Last week, Arizona’s clemency board unanimously voted to deny a clemency application for Clarence Dixon, clearing the way for the state’s first execution in eight years. The board’s decision means the case will not go to the governor’s office, making Dixon’s execution, scheduled for May 11, likely.
Courthouse News reports that Dixon was sentenced to death for the killing of 21-year-old Arizona State student Deana Bowdoin in 1978. Two days before Bowdoin’s death, then-Maricopa County Superior Court Judge Sandra Day O’Connor (later appointed to the U.S. Supreme Court) found Dixon not guilty by reason of insanity of an assault case and issued an order that Dixon should be admitted to Arizona State Hospital. But that didn’t happen, and Dixon was released.

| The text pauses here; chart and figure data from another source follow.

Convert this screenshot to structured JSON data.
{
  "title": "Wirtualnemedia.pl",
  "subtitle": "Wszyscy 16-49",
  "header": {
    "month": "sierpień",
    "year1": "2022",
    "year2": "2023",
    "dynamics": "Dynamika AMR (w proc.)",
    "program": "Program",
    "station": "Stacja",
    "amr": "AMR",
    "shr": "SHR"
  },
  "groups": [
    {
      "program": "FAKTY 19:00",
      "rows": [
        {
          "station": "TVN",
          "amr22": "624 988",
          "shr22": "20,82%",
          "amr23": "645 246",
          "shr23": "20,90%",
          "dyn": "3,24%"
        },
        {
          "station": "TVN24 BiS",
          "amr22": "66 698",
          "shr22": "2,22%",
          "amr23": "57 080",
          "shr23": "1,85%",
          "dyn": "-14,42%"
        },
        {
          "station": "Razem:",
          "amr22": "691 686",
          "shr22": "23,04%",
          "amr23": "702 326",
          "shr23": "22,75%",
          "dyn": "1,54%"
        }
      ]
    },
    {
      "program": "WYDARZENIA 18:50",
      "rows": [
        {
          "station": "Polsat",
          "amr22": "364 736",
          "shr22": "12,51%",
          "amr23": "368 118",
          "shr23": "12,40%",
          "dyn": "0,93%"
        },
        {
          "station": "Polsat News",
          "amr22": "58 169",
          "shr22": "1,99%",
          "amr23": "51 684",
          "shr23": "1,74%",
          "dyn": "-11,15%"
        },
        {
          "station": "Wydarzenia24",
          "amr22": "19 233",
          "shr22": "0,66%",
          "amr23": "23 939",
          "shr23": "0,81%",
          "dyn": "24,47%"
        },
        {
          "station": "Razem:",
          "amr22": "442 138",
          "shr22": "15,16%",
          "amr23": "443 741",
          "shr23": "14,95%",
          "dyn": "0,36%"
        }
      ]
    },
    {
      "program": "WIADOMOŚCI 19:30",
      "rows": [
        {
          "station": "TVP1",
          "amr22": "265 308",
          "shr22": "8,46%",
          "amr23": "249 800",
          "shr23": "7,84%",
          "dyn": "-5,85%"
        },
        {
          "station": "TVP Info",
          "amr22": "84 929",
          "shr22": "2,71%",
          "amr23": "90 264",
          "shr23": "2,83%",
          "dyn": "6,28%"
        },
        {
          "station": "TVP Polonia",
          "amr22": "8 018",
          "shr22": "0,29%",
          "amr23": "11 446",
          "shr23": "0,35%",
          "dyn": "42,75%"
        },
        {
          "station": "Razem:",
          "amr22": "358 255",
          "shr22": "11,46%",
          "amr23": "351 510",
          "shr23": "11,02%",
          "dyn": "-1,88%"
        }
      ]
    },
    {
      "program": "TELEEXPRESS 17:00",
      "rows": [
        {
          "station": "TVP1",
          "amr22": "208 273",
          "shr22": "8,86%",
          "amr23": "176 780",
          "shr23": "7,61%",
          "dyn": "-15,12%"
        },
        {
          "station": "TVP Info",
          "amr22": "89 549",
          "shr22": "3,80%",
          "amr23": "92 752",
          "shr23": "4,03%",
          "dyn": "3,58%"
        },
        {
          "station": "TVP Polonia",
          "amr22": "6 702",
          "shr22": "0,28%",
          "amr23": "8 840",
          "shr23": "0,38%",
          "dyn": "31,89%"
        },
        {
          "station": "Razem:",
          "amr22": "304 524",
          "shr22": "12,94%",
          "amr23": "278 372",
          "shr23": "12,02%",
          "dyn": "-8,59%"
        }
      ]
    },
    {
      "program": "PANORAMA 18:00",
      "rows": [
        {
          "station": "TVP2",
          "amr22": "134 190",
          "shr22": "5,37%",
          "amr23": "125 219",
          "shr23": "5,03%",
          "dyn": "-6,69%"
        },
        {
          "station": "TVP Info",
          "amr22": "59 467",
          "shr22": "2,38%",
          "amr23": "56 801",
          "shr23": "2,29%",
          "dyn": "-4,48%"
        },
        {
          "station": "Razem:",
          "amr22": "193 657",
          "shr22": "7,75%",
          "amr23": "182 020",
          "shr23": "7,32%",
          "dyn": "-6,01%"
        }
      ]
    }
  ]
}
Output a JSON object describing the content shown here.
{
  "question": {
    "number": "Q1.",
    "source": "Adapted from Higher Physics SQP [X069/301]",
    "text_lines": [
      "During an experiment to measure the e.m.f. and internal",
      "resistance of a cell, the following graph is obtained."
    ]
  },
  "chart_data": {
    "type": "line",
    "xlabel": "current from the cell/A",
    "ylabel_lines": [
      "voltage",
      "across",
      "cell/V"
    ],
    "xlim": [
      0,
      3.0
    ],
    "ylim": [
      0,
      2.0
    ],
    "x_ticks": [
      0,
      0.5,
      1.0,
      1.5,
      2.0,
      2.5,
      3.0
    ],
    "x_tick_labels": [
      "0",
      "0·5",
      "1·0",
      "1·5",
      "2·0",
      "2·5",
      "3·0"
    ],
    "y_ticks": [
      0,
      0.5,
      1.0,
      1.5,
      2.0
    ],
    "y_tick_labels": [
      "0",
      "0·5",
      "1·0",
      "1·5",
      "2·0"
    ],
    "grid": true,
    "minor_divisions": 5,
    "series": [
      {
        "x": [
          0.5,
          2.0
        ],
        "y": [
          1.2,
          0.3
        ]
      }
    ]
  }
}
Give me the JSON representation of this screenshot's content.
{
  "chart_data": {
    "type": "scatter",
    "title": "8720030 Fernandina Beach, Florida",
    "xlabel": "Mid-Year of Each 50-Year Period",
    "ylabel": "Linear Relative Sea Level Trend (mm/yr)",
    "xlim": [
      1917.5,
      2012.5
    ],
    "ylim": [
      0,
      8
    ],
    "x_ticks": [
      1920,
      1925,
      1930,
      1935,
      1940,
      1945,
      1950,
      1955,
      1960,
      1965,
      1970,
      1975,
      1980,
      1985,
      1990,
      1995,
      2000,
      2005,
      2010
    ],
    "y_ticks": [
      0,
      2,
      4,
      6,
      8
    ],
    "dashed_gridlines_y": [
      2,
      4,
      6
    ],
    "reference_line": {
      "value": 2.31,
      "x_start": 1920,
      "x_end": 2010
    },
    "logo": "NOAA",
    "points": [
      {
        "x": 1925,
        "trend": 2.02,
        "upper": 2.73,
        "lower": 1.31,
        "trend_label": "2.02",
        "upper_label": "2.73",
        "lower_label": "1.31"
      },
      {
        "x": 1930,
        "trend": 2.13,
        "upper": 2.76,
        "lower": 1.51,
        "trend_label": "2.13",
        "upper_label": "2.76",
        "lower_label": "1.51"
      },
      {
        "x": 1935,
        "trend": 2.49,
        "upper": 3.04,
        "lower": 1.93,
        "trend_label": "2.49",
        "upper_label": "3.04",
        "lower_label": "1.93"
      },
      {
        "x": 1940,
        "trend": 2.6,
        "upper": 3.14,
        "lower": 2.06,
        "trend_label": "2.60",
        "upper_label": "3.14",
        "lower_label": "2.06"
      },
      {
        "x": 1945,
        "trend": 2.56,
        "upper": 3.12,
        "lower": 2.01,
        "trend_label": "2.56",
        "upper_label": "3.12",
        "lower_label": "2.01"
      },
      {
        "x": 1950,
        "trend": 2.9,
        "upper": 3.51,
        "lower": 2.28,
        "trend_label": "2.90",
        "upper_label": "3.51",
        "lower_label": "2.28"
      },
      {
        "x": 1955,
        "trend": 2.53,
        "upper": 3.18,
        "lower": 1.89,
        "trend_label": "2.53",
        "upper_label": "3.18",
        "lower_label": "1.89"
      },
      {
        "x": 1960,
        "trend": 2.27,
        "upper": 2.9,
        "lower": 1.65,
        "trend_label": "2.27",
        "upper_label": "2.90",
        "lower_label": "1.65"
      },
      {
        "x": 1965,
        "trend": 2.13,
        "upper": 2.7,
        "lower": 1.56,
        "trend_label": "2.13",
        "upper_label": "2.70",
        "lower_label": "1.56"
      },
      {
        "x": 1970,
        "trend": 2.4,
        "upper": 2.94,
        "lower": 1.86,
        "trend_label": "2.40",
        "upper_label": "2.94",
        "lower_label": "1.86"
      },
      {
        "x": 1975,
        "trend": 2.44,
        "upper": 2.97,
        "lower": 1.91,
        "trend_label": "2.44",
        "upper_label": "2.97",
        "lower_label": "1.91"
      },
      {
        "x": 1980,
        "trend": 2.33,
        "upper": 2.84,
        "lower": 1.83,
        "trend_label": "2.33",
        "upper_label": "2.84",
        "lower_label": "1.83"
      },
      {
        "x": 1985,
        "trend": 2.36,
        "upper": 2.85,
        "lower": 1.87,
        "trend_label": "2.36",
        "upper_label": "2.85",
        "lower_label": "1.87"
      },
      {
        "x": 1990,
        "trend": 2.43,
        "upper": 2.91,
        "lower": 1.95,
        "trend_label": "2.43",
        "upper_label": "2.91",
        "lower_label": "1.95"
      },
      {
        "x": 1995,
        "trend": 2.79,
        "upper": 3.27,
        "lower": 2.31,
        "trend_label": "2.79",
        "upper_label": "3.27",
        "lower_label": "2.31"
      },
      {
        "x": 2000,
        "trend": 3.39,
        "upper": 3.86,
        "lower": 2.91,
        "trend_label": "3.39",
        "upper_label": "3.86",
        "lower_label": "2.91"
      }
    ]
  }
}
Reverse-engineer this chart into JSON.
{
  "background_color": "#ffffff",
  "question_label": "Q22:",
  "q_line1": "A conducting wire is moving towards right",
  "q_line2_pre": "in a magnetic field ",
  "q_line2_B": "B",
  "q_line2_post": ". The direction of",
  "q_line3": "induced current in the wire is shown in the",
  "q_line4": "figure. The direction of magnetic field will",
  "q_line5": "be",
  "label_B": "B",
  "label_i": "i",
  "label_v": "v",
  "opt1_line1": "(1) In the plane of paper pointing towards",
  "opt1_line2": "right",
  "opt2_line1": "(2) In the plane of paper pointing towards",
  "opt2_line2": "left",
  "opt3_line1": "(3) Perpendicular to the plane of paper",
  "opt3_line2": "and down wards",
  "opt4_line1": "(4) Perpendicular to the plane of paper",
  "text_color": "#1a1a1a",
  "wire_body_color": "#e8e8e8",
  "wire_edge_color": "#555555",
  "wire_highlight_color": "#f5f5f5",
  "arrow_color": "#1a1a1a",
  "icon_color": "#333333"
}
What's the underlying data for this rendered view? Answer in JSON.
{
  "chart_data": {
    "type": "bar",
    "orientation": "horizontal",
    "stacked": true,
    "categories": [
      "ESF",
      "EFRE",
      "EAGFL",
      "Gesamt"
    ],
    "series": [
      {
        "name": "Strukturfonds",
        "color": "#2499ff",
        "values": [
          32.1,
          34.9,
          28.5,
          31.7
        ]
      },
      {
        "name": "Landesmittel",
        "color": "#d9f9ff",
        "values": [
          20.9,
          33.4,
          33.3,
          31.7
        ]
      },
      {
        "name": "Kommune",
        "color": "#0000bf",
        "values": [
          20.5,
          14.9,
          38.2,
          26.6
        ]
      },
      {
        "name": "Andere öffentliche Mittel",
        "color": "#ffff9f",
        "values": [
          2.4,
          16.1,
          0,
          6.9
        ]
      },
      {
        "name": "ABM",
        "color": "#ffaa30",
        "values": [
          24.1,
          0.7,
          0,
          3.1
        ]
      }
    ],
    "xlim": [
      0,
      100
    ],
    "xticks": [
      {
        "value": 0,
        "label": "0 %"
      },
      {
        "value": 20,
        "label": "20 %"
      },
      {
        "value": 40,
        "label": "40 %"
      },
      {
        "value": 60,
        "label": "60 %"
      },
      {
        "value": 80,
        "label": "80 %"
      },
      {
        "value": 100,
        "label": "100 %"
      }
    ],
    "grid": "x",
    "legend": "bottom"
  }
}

However, he wasn’t convicted of Bowdoin’s murder until 2008, when her case was re-opened, and DNA evidence implicated Dixon, who was serving a life sentence for another assault.
Dixon’s lawyers have argued that he was the victim of severe abuse as a child growing up in the Navajo Nation, and has been diagnosed several times as suffering from paranoid schizophrenia. He is 66 years old, nearly blind from glaucoma, and suffers from heart, lung, liver, and bladder problems. A hearing on a defense motion to determine if Dixon is mentally competent to be executed is set for next week.
Arizona’s last execution was in 2014, when Joseph Wood was killed in a botched procedure that took two hours and 15 doses of a combination of lethal drugs, according to UPI.